Adding to the rupee’s woes, increased dollar demand from Oil Marketing Companies (OMCs) towards the month-end, coupled with outflows of foreign funds, exerted additional downward pressure on the Indian currency.
In the interbank foreign exchange market, the rupee commenced trading at 88.37 but quickly dropped to an intraday low of 88.74. By the close of trading, the Indian currency was provisionally recorded at 88.70 against the U.S. dollar, marking a 48-paise depreciation from its prior closing rate.
This recent fall contrasts with Wednesday’s performance, when the rupee had shown a modest gain, rising seven paise to end at 88.22 against the dollar.

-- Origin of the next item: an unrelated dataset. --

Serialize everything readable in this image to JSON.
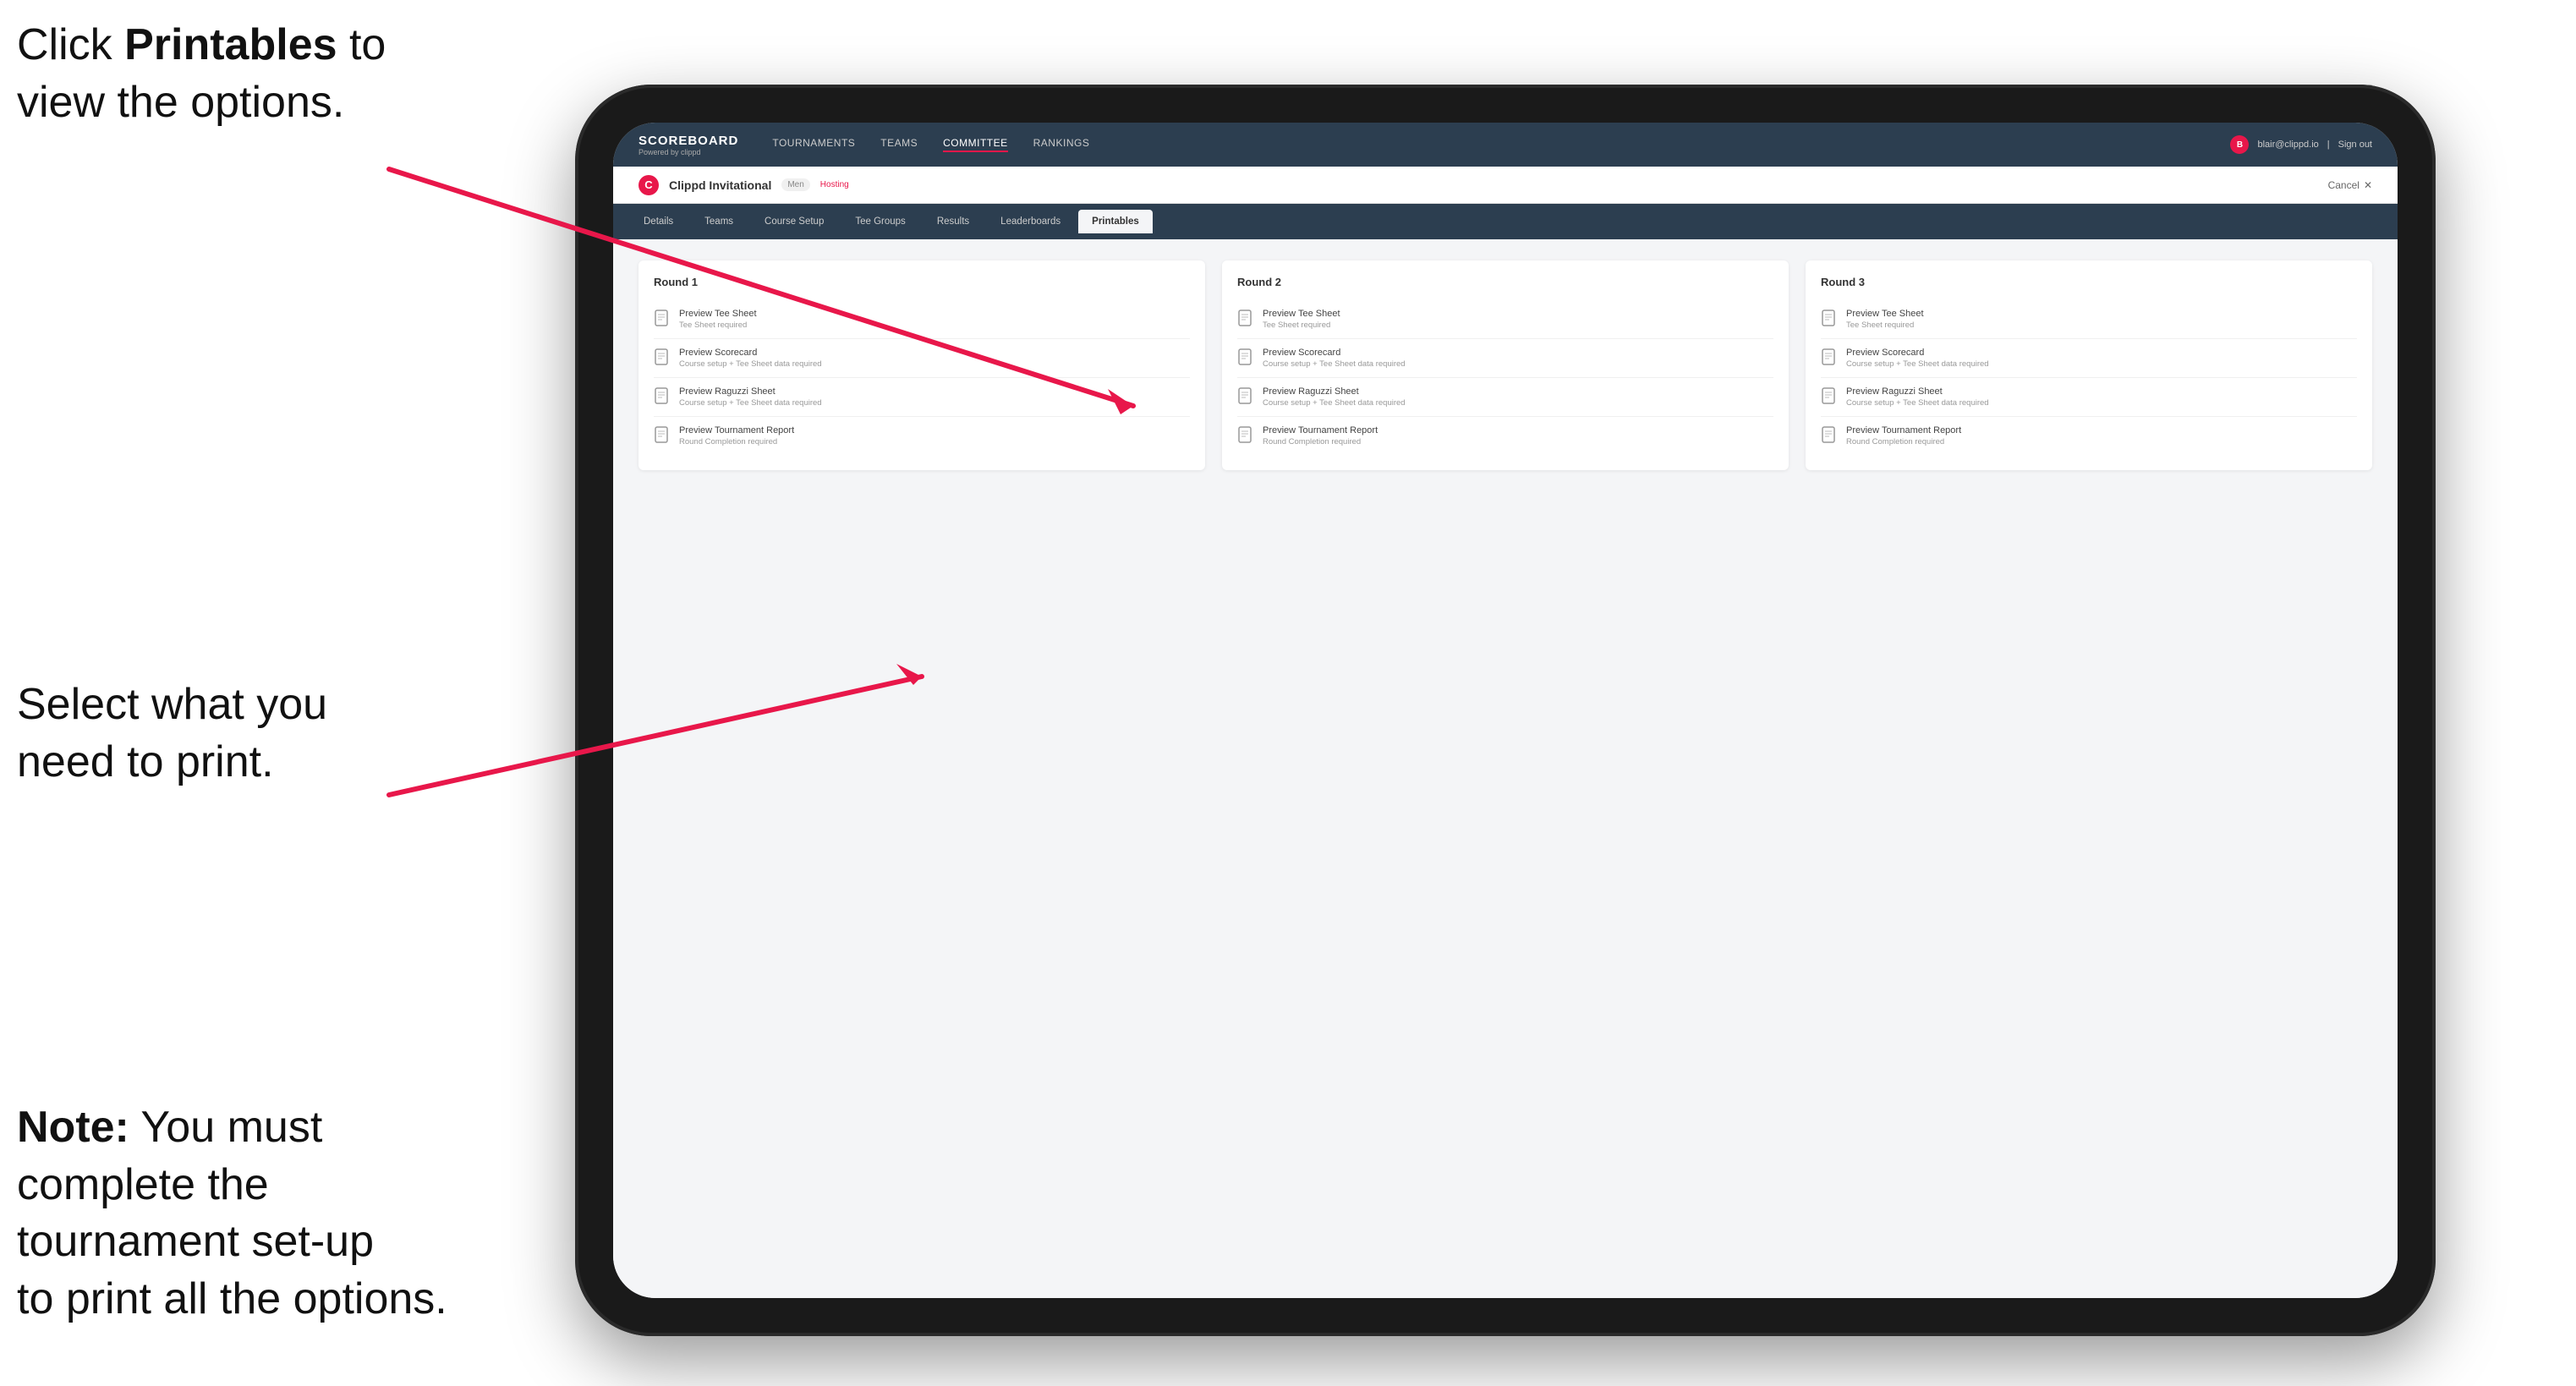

Anuj Choudhary, a Research Analyst for Currency and Commodities at Mirae Asset ShareKhan, predicted that the rupee would likely maintain a slightly negative trend. He highlighted the influential factors: a powerful U.S. dollar, subdued local market sentiment, a hawkish Federal Reserve, and ongoing month-end dollar requirements from Oil Marketing Companies.
While the U.S. Fed’s 25 basis point rate cut was largely anticipated, Chairman Jerome Powell’s statement that a December rate reduction was far from guaranteed, citing persistent inflation above target and lingering uncertainties in the labor market, significantly impacted market sentiment.
According to traders, Powell’s comments immediately led to a sharp decrease in market expectations for a December rate cut, which, in turn, drove up U.S. Treasury yields and bolstered the dollar’s strength.
Conversely, Choudhary also pointed out that a softening in crude oil prices could offer some support to the rupee, preventing steeper declines. He projected the USDINR spot price to trade within a narrow band of 88.45 to 89.
In related news, the dollar index, a key measure of the greenback’s value against a basket of six major currencies, saw a modest decrease of 0.09%, settling at 99.12.
Global oil prices also registered a decline, with Brent crude futures, the international benchmark, dropping 0.65% to $64.50 per barrel.
Domestically, Indian equity markets reflected the somber mood, with the Sensex plummeting 592.67 points to close at 84,404.46. The Nifty also experienced a notable fall, shedding 176.05 points to finish at 25,877.85.
Exchange data revealed that foreign institutional investors were net sellers, offloading equities valued at ₹2,540.16 crore on Wednesday, further contributing to the market’s weakness.